Judge Lazar concluded that the circuit had erroneously dismissed WVA’s petition for mandamus, because WVA had demonstrated a clear legal right to obtain the NVE forms and Secord had failed to overcome WVA’s contention that it had no other adequate remedy at law.
Lazar also concluded that, alternatively, WVA had demonstrated that it had a need for the NVE forms under section 54.75.
“If maintaining accurate voter lists – as statutorily required by the legislature – is not a sufficient need, we are hard-pressed to articulate another,” Judge Lazar wrote.
Lazar Concurrence: Reynolds Distinguishable
Judge Lazar wrote a concurrence to explain why the Court of Appeals District II didn’t follow the decision of the Court of Appeals District IV in Wisconsin Voters Alliance v. Reynolds, 2022AP1749 (Nov. 9, 2023), a similar lawsuit filed in Juneau County.
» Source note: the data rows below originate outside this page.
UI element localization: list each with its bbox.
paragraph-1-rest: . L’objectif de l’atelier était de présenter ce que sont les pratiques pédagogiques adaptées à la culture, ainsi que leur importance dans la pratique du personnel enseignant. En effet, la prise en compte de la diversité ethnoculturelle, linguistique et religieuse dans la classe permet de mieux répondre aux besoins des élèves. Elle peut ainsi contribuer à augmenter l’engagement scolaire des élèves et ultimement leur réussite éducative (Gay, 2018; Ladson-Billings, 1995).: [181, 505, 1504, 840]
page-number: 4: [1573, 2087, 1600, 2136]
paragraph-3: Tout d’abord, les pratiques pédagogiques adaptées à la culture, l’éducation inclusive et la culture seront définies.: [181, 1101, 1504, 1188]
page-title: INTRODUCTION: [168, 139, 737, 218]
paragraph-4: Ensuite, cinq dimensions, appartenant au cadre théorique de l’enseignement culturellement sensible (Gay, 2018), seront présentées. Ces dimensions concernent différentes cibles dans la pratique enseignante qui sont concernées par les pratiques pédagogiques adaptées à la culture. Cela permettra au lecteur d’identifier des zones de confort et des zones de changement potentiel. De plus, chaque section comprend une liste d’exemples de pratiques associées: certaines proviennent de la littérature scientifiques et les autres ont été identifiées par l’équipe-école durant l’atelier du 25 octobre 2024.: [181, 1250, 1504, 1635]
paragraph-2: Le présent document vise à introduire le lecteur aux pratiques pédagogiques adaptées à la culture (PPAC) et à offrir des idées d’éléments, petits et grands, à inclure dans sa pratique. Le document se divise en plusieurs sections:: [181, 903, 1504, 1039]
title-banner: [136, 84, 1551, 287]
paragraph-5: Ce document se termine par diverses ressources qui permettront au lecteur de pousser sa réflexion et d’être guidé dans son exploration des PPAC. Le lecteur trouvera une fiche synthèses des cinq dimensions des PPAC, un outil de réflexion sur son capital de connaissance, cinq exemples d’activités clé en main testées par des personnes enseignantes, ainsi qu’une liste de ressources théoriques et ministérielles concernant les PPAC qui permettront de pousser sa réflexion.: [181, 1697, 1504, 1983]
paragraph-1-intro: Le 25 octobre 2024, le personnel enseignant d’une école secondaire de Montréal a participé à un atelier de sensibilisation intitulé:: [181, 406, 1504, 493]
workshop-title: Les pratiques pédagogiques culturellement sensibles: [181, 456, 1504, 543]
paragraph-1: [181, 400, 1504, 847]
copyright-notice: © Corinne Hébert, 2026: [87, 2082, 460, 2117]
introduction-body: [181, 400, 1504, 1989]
In Reynolds, the Court of Appeals District IV held that WVA was not entitled to the NVE forms because, under section 54.75, the forms were “pertinent to the finding of incompetency” and were thus closed.
But Lazar concluded that just because an NVE is contained in a circuit court’s guardianship file does not make it a record “pertinent to the finding of incompetency.”
Judge Lazar pointed out that the NVE is completed and communicated only after a finding of incompetency has been made in a guardianship proceeding.
She also reasoned that the completion of an NVE form is a consequence of a circuit court’s finding and noted that circuit courts may use NVE forms in non-guardianship proceedings.
Judge Lazar also concluded that in Reynolds, the issues were different from those raised in the instant case.
Dissent: Reynolds Controls
Judge Lisa Neubauer argued in her dissent that the Reynolds was procedurally indistinguishable from the instant case and therefore was controlling.
Neubauer pointed to the following similarities in the cases:
WVA filed a mandamus action against the county probate register seeking disclosure of NVE forms and information;
the circuit courts dismissed WVA’s petitions after concluding that under section 54.75, the forms and information were not subject to disclosure; and
WVA appealed and narrowed the issue to whether only the NVE forms were exempt from disclosure.
“In every material respect, Reynolds is on all fours with the present case,” Judge Neubauer wrote.
Neubauer also argued that the majority erred by employing a faulty analysis of the public records law by ignoring section 19.36(1), which exempts from disclosure any record that’s “specifically exempted from disclosure by state or federal law or authorized to be exempted from disclosure by state law.”
Section 54.75 contained such an exemption, Judge Neubauer argued.
“The consequences of the majority’s analysis, which enables one circuit court or two appellate judges to engage in public policy analysis and override statutory exceptions for confidential, privileged, or otherwise exempt records cannot be overstated,” Judge Neubauer wrote.